Sleep in Peace
How to Sleep Better in the Retirement Years
We all know there are situations were bad things can happen to good people who have work hard and saved all their lives. All the wonderful plans in the world can go south if you just happen to retire just as something takes a turn for the worse.
Let’s say you invest heavily in stocks should have plenty for retirement unless you get wiped out by a drastic market crash. On the other hand, if you load up on bonds and fixed annuities you won’t have to worry about a stock market crash, but you could see your standard of living eroded by inflation. So what to do?
The primary thing to always keep in mind is diversification. This is always the key to reducing risk. Here are six ways you can avoid financial disaster durning retirement:
1. Diversify your Stocks to Minimize Potential Loss of Retirement Income
If you want your retirement income to grow along with inflation, your best strategy is to keep around 50% of your portfolio in a mix of large-company stocks, small company stocks, and foreign stock mutual funds. While keeping 50% in stocks may seem a little risky, keep in mind that over the course of a 20-30 year retirement, inflation can do a lot of damage, so the smart move is to hedge your bet with long-run growth that stocks offer.
2. Stay Flexible Each Year of your Retirement
No matter how well or diversified your portfolio is, you could still get hurt financially if the stock and bond market go in the tank. Should that happen be prepared to limit your spending. Some financial advisers recommend that in the first dozen years of retirement, when a large market crash can be the most hurtful, limit your annual withdrawals to 5% of your portfolio’s beginning of the year value. By adopting the 5% rule, you will be automatically trimming down if your portfolio goes down.
3. Keep Access to Cash during Retirement
Keep 25% of your nest egg or portfolio in money market funds and short-term bond funds. Then if the stock market drops significantly in a short-term decline, you won’t have to sell your shares at a substantially lower price to liquidate cash to pay your bills.

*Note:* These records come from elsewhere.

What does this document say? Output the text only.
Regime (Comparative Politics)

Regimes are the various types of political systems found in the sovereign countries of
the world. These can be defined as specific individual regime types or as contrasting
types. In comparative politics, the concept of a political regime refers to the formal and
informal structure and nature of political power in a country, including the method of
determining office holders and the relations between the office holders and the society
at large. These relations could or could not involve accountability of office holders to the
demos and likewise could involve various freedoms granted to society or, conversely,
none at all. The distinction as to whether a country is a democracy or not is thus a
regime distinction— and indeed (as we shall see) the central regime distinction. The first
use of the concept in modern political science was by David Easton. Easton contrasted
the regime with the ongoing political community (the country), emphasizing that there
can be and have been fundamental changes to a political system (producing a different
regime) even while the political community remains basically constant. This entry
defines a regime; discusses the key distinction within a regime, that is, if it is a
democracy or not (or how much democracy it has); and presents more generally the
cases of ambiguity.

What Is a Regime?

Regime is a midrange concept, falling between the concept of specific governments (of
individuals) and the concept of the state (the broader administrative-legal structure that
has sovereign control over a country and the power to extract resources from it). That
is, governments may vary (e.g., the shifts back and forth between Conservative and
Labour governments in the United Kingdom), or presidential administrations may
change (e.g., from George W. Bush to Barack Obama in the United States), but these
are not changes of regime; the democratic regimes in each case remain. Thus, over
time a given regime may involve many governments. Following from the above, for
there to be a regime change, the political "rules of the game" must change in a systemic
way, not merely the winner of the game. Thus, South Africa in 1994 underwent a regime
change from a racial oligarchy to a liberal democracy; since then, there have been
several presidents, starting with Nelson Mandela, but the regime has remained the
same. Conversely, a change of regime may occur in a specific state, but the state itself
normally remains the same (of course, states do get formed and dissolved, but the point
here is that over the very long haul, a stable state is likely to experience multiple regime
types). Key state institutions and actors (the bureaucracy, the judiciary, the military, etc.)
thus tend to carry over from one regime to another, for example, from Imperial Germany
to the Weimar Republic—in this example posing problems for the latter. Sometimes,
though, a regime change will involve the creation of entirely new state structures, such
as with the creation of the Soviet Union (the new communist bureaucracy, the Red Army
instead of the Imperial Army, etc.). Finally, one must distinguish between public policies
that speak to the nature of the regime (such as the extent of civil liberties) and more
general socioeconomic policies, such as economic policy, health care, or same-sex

4. Delay Taking Social Security to Receive Full Retirement Benefits unless your financial advisor or tax planner says otherwise.

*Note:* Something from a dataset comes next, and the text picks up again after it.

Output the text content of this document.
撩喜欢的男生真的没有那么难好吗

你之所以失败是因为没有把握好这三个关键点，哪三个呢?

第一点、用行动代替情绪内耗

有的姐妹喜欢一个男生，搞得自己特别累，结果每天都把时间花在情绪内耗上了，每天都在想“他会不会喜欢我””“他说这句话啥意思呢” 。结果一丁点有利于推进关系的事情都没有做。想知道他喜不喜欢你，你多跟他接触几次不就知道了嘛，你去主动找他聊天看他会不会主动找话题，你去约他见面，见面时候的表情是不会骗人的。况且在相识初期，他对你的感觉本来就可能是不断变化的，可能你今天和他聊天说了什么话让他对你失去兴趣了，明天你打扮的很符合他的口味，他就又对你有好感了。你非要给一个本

Increase your income further by delaying the start of your social security benefits until full retirement age. This locks in a higher monthly check from the federal government.
5. Helping to Ensure Retirement Success
You will want to talk to your stock broker or financial advisor about the following:
If you have 50% in stocks, and 25% in conservative investments take the other 25% and buy a mix of high quality bonds, inflation indexed treasury bonds, high yield junk bonds and foreign bonds. Then, channel the interest payments into your cash reserves. That is one approach. Another is to put all or part of this 25% into an immediate fixed annuity that pays lifetime income. That way even if you outlive your other savings, you know you will get a monthly check from the insurance company.

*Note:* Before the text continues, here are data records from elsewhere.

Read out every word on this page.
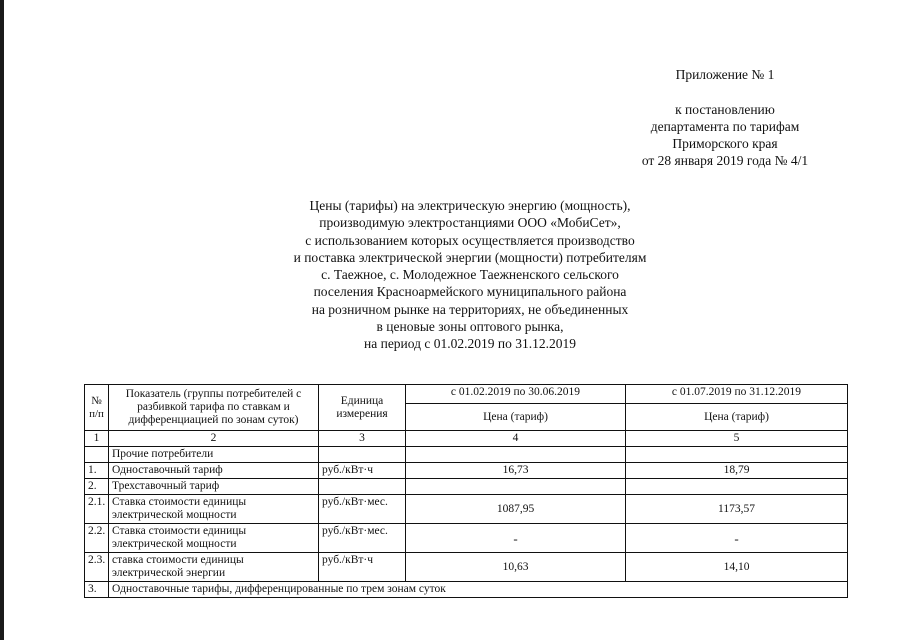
Приложение № 1
к постановлению
департамента по тарифам
Приморского края
от 28 января 2019 года № 4/1
Цены (тарифы) на электрическую энергию (мощность),
производимую электростанциями ООО «МобиСет»,
с использованием которых осуществляется производство
и поставка электрической энергии (мощности) потребителям
с. Таежное, с. Молодежное Таежненского сельского
поселения Красноармейского муниципального района
на розничном рынке на территориях, не объединенных
в ценовые зоны оптового рынка,
на период с 01.02.2019 по 31.12.2019
№ п/п	Показатель (группы потребителей с разбивкой тарифа по ставкам и дифференциацией по зонам суток)	Единица измерения	с 01.02.2019 по 30.06.2019	с 01.07.2019 по 31.12.2019
			Цена (тариф)	Цена (тариф)
1	2	3	4	5
	Прочие потребители			
1.	Одноставочный тариф	руб./кВт·ч	16,73	18,79
2.	Трехставочный тариф			
2.1.	Ставка стоимости единицы электрической мощности	руб./кВт·мес.	1087,95	1173,57
2.2.	Ставка стоимости единицы электрической мощности	руб./кВт·мес.	-	-
2.3.	ставка стоимости единицы электрической энергии	руб./кВт·ч	10,63	14,10
3.	Одноставочные тарифы, дифференцированные по трем зонам суток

6. Provide and Protect your Financial Safety Net
Should things go bad and you have cut spending, downsized your life and still need cash, consider a reverse mortgage to begin taking a portion of the equity out of your home each year to help you meet expenses. For more information on the reverse mortgage contact a competent Mortgage
Consultant and educate yourself at www.reversemortgages.org on the net. Find the experts and learn all you can. Don’t take all your advice from a couple Internet Millionare Geeks like us. What do we know anyway?